Ice cream is one of the most popular deserts in the United States. About 40% of all Americans will eat ice cream in any two week period, according to research by the NPD Group. The country produces about 1.5 billion gallons of ice cream and other, similar desserts, such as gelato and frozen yogurt, every year. In any given year, the average person in the United States will eat ice cream 28.5 times. That is a lot of ice cream and a lot of ice cream cups.

Despite all of it deliciousness, consuming ice cream cups can have adverse effects on people. Perhaps you have experienced the dreaded “brain freeze.” You know, the headache you get when you eat something that is too cold. What causes it exactly? How do you make it go away?

When you put something that is very cold in your mouth and try to eat it very rapidly, maybe you are throwing down some ice cream cups or having a really cold drink, the palate of your mouth cools very quickly. At the back of the roof of your mouth, there is a big nerve center. The nerve clusters in that nerve center send messages to your brain when there are changes to your body’s temperature. When you eat or drink something very cold, the temperature of these nerve clusters in that nerve center drops by enough to overstimulated. They think the entire body has just lost too much heat. They practically are screaming at your brain that it needs to know this is happening. They think you are under an attack of some sort or are in danger of freezing to death. As a result, the blood vessels in your head constrict to protect the brain from freezing, too.

Then, of course, the temperature in your mouth goes back to normal and your nerve clusters tell the brain it was just a false alarm. “Move along, there’s nothing to see here,” they say. Your blood vessels go back to their normal size and your headache goes away. Then you take another bite from the delicious but cold ice cream cups and the whole process begins anew. You probably knew that would happen but the ice cream is just that tasty. The pain can often be pretty intense and many people even feel it in their face.

These headaches have a serious name. In medical circles they are called “phenopalatine ganglioneuralgia.” This is a fancy, medical name for nerve pain in the sphenopalatine ganglion.

The pain can pulsate and some people have made the connection that the brain freeze headache produces a similar feeling to the migraine headache. Some migraine sufferers say that their headaches can be triggered by eating or drinking something that is too cold.

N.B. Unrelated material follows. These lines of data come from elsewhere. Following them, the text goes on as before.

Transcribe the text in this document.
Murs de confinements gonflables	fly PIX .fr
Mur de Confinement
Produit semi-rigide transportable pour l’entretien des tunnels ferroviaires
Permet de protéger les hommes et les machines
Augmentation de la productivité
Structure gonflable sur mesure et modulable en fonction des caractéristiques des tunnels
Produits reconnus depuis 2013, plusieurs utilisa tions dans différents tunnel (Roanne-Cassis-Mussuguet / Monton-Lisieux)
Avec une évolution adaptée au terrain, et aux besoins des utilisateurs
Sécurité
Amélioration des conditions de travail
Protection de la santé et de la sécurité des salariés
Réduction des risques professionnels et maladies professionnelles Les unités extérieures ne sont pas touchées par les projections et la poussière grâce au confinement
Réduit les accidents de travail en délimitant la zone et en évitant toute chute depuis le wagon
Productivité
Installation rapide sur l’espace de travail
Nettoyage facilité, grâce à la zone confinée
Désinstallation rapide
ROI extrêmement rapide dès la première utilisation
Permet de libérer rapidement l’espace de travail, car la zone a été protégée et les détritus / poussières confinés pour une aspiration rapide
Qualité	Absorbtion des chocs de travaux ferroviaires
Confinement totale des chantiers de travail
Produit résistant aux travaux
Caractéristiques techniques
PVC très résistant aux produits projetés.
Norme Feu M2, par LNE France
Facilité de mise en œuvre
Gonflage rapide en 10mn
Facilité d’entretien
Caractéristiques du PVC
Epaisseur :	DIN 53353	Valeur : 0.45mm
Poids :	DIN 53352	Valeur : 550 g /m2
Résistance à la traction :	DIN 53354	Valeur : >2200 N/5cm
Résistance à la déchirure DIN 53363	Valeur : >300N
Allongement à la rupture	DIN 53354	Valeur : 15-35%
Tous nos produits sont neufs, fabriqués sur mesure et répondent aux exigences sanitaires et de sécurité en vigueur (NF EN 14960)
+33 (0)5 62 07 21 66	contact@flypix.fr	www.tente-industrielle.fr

You should only experience the ice cream headache or brain freeze for about ten to 30 seconds but there are ways to make it go away faster. Simply press your tongue to the top of your mouth. That gets the temperature of the roof of your mouth back to normal quicker so your brain can quit freaking out about freezing to death quicker. One person was reported to have suffered from a brain freeze headache for a full five minutes. That tip would have helped them.

Of course there are ways to prevent getting the brain freeze headache to begin with. For starters, you can slow down a bit when eating cold foods like ice cream cups. They are delicious, make that flavor last longer by not scarfing it down so fast. You can let the ice cream warm up a bit before you eat it or while it is in your mouth. If you hold it in your mouth a few seconds before you swallow it, you may avoid the dreaded ice cream headache. Lastly, only eat ice cream in cold climates. If you are already very cold, the ice cream will not change the temperature of the roof of your mouth and the brain freeze headache will be impossible.

At the end of the day, ice cream is great. It is so worth the brain freeze headache.